It’s Friday…

Leave a comment on this post if, in your mind you started singing Friday.  Sorry.  It had to be done. 

So 2 weeks ago I said I would have my website up.  It is! Unfortunately not on my domain joshdance.me.  It is on a random domain that I had registered for a different project.  But I will soon move it here.  

Recently, I have seen certain chunks of code, or patterns pop up in many designers work.  I wanted to know why and happily, today I uncovered the mystery of the Phantom Comments.  

Sometimes in code, programmers want to write something that only the people who look at the code see.  It is not meant to be displayed, or operated on by the computer.  You set these comments off by putting in a comment symbol and then the comment.  In html the comment symbol is this:

<!–"comment goes here"–>

Simple right? But I was confused by a statement that I saw on many webpages.  It went like this. 

<!–if(a string of computer code)–>

The comment had what looked like code in it.  At first I thought that maybe the programmer just wanted the code not to be seen by the computer, but then why would she take the time to write it? I searched google but didn't find much. However, I am happy to report that today, I solved it.  
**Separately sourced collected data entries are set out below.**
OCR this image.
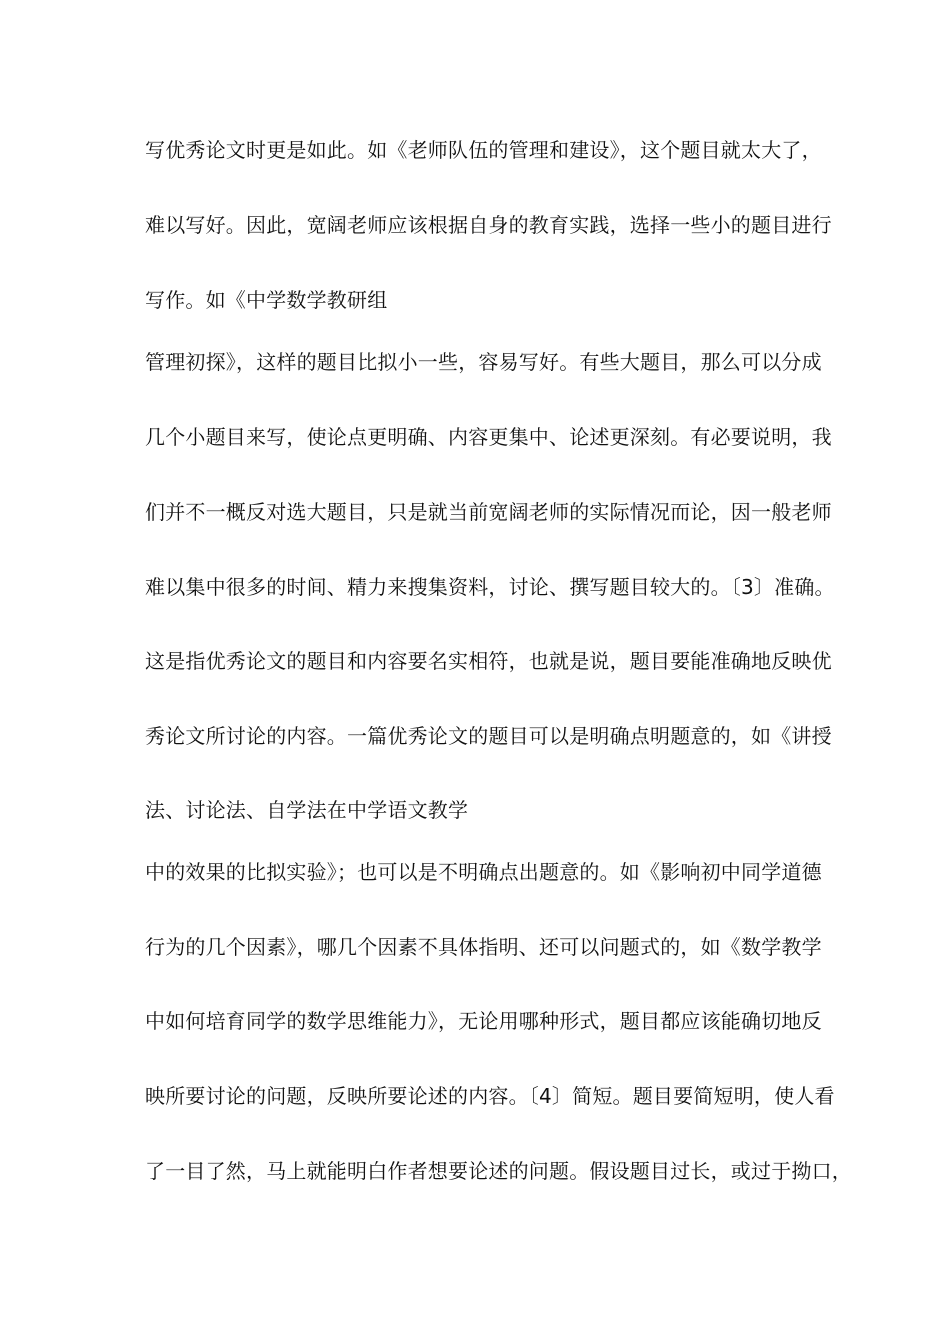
写优秀论文时更是如此。如《老师队伍的管理和建设》，这个题目就太大了，
难以写好。因此，宽阔老师应该根据自身的教育实践，选择一些小的题目进行
写作。如《中学数学教研组
管理初探》，这样的题目比拟小一些，容易写好。有些大题目，那么可以分成
几个小题目来写，使论点更明确、内容更集中、论述更深刻。有必要说明，我
们并不一概反对选大题目，只是就当前宽阔老师的实际情况而论，因一般老师
难以集中很多的时间、精力来搜集资料，讨论、撰写题目较大的。〔3〕准确。
这是指优秀论文的题目和内容要名实相符，也就是说，题目要能准确地反映优
秀论文所讨论的内容。一篇优秀论文的题目可以是明确点明题意的，如《讲授
法、讨论法、自学法在中学语文教学
中的效果的比拟实验》；也可以是不明确点出题意的。如《影响初中同学道德
行为的几个因素》，哪几个因素不具体指明、还可以问题式的，如《数学教学
中如何培育同学的数学思维能力》，无论用哪种形式，题目都应该能确切地反
映所要讨论的问题，反映所要论述的内容。〔4〕简短。题目要简短明，使人看
了一目了然，马上就能明白作者想要论述的问题。假设题目过长，或过于拗口，
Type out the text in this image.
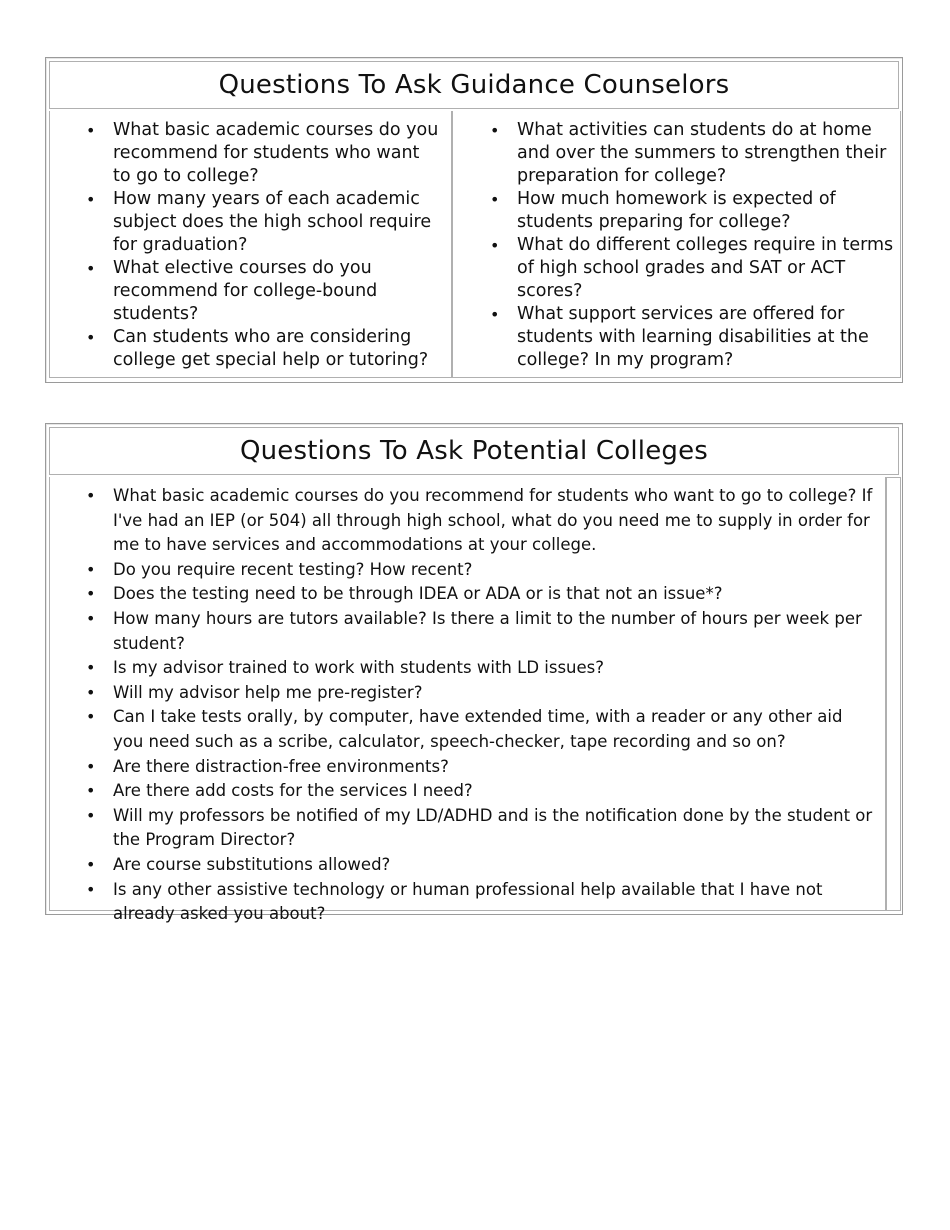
Questions To Ask Guidance Counselors
• What basic academic courses do you recommend for students who want to go to college?
• How many years of each academic subject does the high school require for graduation?
• What elective courses do you recommend for college-bound students?
• Can students who are considering college get special help or tutoring?
• What activities can students do at home and over the summers to strengthen their preparation for college?
• How much homework is expected of students preparing for college?
• What do different colleges require in terms of high school grades and SAT or ACT scores?
• What support services are offered for students with learning disabilities at the college? In my program?
Questions To Ask Potential Colleges
• What basic academic courses do you recommend for students who want to go to college? If I've had an IEP (or 504) all through high school, what do you need me to supply in order for me to have services and accommodations at your college.
• Do you require recent testing? How recent?
• Does the testing need to be through IDEA or ADA or is that not an issue*?
• How many hours are tutors available? Is there a limit to the number of hours per week per student?
• Is my advisor trained to work with students with LD issues?
• Will my advisor help me pre-register?
• Can I take tests orally, by computer, have extended time, with a reader or any other aid you need such as a scribe, calculator, speech-checker, tape recording and so on?
• Are there distraction-free environments?
• Are there add costs for the services I need?
• Will my professors be notified of my LD/ADHD and is the notification done by the student or the Program Director?
• Are course substitutions allowed?
• Is any other assistive technology or human professional help available that I have not already asked you about?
I was reading this little tutorial and came across a part where the author says, "and then we throw in this html5 shiv", and then he used the confusing code! I thought to myself, "Why it must be called the html5 shiv! So I promptly googled and found this article about the html5 shiv on Wikipedia.  As usual, it is all Microsofts fault.  🙂 Older versions of Internet Explorer doesn't implement CSS very well.  So everyone puts in this little piece of code to fix their website in IE.  Mystery solved! But then I had one more question.  If the code is in the comment, how does IE even see it?  Back to google I went. When I searched for "if statements in html comments", I found this article about CSS conditional comments. Guess what? Code in comments only works in this one instance in IE.  Therefore it is only used to fix rendering problems in IE.